色々実験してみて確実に言えることは0dBまで音圧を上げる場合、トゥルー・ピークリミッターを入れたほうがMP3変換時のクリップを避けるには有益であるということです。

 

 

こういうことがあるので0dBまで挙げずに多少天井にスペースを作っておくことを私個人としては推奨したいです。

 

もちろんエンコーダーの性能もあるでしょうし、MP3よりもOGGの方が波形の乱れは少なく高音質です。bpsによる劣化具合も関係するので一概には言えませんし、トゥルー・ピークもDAコンバーターの性能に依存する部分があると思いますが、そもそもMP3化された後のことをどれだけ私たちが考える必要があるかも疑問だったりします。

 

 

作品の形態をMP3が最終形態なのか、CDが最終形態なのか、それとも動画の各種フォーマットやOGGが最終形態なのかはケースバイケースなので、私たちが作品を作るときに192kbpsのMP3に変換したときに音割れしないようにしようと考えて、作業する必要はあるのかどうかは難しい部分です。

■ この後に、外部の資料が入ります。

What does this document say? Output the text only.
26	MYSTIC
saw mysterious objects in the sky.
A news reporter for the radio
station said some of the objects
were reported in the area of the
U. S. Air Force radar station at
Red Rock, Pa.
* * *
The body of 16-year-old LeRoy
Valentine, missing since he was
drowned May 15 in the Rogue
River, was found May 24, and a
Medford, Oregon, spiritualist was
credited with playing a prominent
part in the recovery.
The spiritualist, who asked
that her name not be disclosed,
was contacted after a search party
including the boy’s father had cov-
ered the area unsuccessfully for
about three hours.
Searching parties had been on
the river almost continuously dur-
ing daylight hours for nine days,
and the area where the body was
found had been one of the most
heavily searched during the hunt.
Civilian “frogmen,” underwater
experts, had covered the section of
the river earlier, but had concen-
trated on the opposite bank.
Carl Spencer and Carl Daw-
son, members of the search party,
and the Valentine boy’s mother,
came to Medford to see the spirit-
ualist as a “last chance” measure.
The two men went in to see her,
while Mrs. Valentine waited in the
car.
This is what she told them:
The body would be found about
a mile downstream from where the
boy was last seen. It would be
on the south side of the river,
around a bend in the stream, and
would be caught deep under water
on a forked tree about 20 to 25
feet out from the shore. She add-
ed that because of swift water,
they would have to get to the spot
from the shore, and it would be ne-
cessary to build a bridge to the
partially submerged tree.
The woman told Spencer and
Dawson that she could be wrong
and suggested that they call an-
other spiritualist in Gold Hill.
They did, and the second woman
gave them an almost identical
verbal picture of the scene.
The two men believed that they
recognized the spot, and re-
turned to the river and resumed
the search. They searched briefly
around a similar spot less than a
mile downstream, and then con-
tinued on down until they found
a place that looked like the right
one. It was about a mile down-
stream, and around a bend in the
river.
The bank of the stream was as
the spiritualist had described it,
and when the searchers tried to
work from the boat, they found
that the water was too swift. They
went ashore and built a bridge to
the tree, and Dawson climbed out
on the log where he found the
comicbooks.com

聴いてくれる方がもっと低いbpsで変換することがあるかもしれませんし、何処を下限と考えるかは人それぞれ違うと思います。

 

そもそも音楽のダイナミクス表現を潰して、極限まで音圧を稼ぐせいでこんな問題が発生するわけで、私個人としてはいわゆる音圧戦争的なものには反対であり、多少こういったことを考えつつも音が大きければ良いという風には考えずにトゥルー・ピークやMP3エンコードを常識的な範囲で見越して作業しています。

 

 

もちろん音が大きいほど良いという風に考える方もいらっしゃり、人それぞれですが、何処を上限にし、何処を下限にするかを考えるのはなかなか難しい問題です。

 

 

ちょっと天井を空けておくだけで問題の大部分は解決するので、個人的にはそのほうが良いのかなと、やはり思ったりもします。

 

最後までお読み頂き有り難う御座いました。